En Iran, une troisième vague hors de contrôle

Téhéran, le mardi 24 novembre 2020 – Le nombre de contaminations et de décès ne cesse d’augmenter en Iran, sans que les timides mesures de restrictions mises en place par le gouvernement n’y change grand-chose.

« Si l’épidémie n’est pas contrôlée, nous devrons ramasser des corps dans les rivières ». Le discours de Said Namaki, ministre de la santé, donne le ton sur la situation épidémique que connait actuellement l’Iran. Après la première vague de mars/avril et la deuxième vague de juillet/août, la République Islamique connait depuis environ deux mois une troisième vague bien plus meurtrière.

On compte ainsi dans le pays environ 13 000 contaminations quotidiennes et entre 450 et 500 morts par jour, pour une population de 82 millions d’habitants. Au total, 45 000 Iraniens sont morts du Covid-19 depuis le début de la pandémie. Des chiffres largement sous-estimés de l’aveu même du gouvernement. Ainsi, selon le Centre national de lutte contre le coronavirus, ce serait en réalité plus de 110 000 Iraniens qui auraient perdu la vie depuis février.
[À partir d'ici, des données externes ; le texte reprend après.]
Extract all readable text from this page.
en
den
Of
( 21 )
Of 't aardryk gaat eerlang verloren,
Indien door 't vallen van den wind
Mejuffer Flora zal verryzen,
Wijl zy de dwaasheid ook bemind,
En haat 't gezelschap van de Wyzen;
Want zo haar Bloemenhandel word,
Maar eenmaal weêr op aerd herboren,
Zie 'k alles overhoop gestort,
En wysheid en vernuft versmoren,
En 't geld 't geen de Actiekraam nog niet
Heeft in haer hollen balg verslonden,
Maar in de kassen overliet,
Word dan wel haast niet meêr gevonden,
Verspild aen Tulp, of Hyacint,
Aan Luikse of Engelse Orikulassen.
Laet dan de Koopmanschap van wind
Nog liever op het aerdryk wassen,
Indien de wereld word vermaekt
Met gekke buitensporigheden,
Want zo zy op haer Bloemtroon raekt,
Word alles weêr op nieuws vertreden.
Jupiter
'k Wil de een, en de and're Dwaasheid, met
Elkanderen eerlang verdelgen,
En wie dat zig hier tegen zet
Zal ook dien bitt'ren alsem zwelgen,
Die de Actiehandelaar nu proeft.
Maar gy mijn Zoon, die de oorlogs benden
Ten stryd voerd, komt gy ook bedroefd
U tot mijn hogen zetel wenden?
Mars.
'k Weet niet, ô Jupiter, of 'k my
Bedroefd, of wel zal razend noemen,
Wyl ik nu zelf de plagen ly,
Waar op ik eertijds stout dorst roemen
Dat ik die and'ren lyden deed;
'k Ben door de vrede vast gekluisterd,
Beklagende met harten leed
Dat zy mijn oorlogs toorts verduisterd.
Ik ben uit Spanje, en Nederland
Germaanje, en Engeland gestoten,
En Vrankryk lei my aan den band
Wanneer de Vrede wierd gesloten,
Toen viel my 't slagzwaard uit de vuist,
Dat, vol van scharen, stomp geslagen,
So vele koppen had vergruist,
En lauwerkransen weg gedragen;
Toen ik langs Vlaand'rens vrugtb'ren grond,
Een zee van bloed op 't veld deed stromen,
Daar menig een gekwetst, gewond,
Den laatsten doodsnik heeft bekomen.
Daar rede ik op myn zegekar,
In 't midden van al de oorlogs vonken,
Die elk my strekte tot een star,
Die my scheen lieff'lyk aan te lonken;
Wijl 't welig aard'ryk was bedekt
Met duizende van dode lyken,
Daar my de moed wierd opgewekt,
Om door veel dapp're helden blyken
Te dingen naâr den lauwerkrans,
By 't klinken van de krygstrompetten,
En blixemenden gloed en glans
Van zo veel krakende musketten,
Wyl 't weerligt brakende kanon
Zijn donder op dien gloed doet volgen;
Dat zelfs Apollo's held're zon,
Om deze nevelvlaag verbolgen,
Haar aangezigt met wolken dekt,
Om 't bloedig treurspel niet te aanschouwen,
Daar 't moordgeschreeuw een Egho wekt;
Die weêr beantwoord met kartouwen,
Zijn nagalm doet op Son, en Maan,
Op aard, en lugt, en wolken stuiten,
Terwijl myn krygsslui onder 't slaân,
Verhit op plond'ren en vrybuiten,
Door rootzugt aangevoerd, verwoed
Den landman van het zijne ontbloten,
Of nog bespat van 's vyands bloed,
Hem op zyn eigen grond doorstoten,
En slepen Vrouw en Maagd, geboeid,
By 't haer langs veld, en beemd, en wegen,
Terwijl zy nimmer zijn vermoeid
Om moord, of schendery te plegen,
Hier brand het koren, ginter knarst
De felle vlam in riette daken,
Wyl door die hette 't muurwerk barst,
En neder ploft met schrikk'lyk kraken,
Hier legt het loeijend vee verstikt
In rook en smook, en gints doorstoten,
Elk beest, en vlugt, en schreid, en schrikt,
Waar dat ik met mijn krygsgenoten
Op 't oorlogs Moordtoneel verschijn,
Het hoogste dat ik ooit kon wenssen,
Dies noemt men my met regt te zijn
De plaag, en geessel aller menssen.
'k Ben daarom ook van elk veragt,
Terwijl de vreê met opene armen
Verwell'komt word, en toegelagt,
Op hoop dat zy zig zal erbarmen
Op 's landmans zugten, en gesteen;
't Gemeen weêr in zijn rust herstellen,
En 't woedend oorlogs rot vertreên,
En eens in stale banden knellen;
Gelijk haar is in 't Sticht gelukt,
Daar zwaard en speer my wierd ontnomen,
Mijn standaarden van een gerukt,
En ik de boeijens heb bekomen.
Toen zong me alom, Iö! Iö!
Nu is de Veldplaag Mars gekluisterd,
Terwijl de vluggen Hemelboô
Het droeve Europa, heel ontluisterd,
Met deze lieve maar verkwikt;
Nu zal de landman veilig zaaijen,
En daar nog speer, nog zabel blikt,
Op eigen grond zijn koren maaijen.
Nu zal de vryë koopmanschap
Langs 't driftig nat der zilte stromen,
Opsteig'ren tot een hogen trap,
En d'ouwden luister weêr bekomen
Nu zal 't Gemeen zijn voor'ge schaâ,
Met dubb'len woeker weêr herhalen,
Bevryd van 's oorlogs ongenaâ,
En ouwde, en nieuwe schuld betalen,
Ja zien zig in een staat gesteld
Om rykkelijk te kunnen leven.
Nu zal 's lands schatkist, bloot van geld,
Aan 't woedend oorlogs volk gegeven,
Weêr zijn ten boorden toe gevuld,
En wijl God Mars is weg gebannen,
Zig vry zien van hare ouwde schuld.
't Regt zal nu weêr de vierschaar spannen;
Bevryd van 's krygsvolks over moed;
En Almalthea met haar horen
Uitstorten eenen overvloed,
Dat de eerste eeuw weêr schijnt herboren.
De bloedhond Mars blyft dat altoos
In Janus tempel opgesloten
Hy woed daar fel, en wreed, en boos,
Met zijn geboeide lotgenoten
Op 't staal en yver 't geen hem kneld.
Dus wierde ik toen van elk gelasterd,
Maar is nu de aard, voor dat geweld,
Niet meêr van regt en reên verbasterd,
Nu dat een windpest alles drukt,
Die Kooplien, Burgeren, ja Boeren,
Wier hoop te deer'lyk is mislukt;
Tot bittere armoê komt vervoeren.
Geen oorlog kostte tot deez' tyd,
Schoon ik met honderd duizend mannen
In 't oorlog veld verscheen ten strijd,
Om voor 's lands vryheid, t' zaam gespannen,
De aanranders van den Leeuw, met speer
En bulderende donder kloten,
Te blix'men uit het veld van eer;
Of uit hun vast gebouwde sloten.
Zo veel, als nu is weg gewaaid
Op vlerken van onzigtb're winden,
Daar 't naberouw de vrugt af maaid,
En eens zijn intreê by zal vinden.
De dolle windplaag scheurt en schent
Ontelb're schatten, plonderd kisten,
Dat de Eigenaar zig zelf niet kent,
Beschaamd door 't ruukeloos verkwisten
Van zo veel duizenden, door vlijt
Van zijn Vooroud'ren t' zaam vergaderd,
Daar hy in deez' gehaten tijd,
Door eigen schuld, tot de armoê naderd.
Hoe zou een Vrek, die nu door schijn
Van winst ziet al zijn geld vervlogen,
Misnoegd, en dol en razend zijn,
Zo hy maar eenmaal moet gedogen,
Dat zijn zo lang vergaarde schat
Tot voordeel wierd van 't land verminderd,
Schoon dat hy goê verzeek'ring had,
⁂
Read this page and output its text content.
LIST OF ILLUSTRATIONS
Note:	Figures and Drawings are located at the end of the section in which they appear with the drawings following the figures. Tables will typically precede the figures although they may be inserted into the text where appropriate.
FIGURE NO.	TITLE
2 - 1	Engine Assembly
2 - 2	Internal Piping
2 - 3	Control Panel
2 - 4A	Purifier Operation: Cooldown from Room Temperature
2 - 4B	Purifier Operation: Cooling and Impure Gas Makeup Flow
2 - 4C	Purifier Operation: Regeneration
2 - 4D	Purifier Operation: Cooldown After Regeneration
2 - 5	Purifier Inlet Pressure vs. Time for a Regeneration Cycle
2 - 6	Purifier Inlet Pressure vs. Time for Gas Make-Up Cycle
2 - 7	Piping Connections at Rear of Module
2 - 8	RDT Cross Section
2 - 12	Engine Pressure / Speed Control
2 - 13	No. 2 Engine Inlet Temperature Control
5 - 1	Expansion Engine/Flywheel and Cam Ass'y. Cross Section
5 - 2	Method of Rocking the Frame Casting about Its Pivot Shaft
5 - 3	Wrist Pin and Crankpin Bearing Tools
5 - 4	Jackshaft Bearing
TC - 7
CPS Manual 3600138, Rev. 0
Les médecins iraniens demandent un confinement

Tous les hôpitaux iraniens sont saturés et notamment dans la capitale Téhéran, qui comptabilise la moitié des décès officiels du pays. « On nous a dit qu’il n’y avait même plus de lit pour les malades âgés de 30 ou 40 ans » explique la fille d’un malade. « On se dirige vers un effondrement du système sanitaire » explique un médecin. Face à cette situation, un véritable marché noir médical est en train de se développer. Dans certains hôpitaux, des médecins et infirmiers acceptent de « libérer » un lit en échange d’un pot-de-vin. D’autres praticiens organisent un système de soins à domicile hors de tout encadrement légal, en pratiquant des prix exorbitants : 3 000 euros pour trois jours, dans un pays ou le salaire minimum est d’environ 100 euros mensuel.

Pour lutter contre l’épidémie, le gouvernement renforce timidement les restrictions. Début novembre, le port du masque est devenu obligatoire dans tout le pays. Depuis le 10 novembre, dans les grandes villes, les commerces non-essentiels doivent fermer à partir de 18 heures. A Téhéran et Ispahan, les cinémas, cafés, restaurants et même les mosquées ont été fermés. Insuffisant pour les médecins. Dans une lettre ouverte au président Hassan Rohani, 65 présidents de faculté de médecine demandent la mise en place d’un confinement national de 15 jours. Le monde hospitalier, qui a payé un lourd tribut à l’épidémie (358 médecins et infirmiers décédés) est devenu le principal centre d’opposition au régime.

Le gouvernement iranien cède au fatalisme

Mais le gouvernement n’est pas prêt à sauter le pas. Depuis le début de l’épidémie en février, il se refuse à toute mesure de confinement. Pour Hassan Rohani, l’économie iranienne, déjà très affaibli par les sanctions américaines, ne tiendrait pas le choc. D’habitude très répressives, les autorités ferment les yeux sur les manquements aux règles sanitaires. Le ministre de la santé reconnait lui-même que rien n’est fait pour empêcher les rassemblements et faire respecter le port du masque.

« Nous n’avons pas d’autres options » expliquait déjà le président Rohani en avril. Pour lui, le principal responsable de la crise est, comme toujours, les Etats-Unis, qui bloquent toute aide humanitaire à la République Islamique et notamment celle du Swiss Humanitarian Trade Arrangement (SHTA). « Les autorités ont cédé à une sorte de fatalisme » résume Jonathan Piron, historien spécialiste de l’Iran.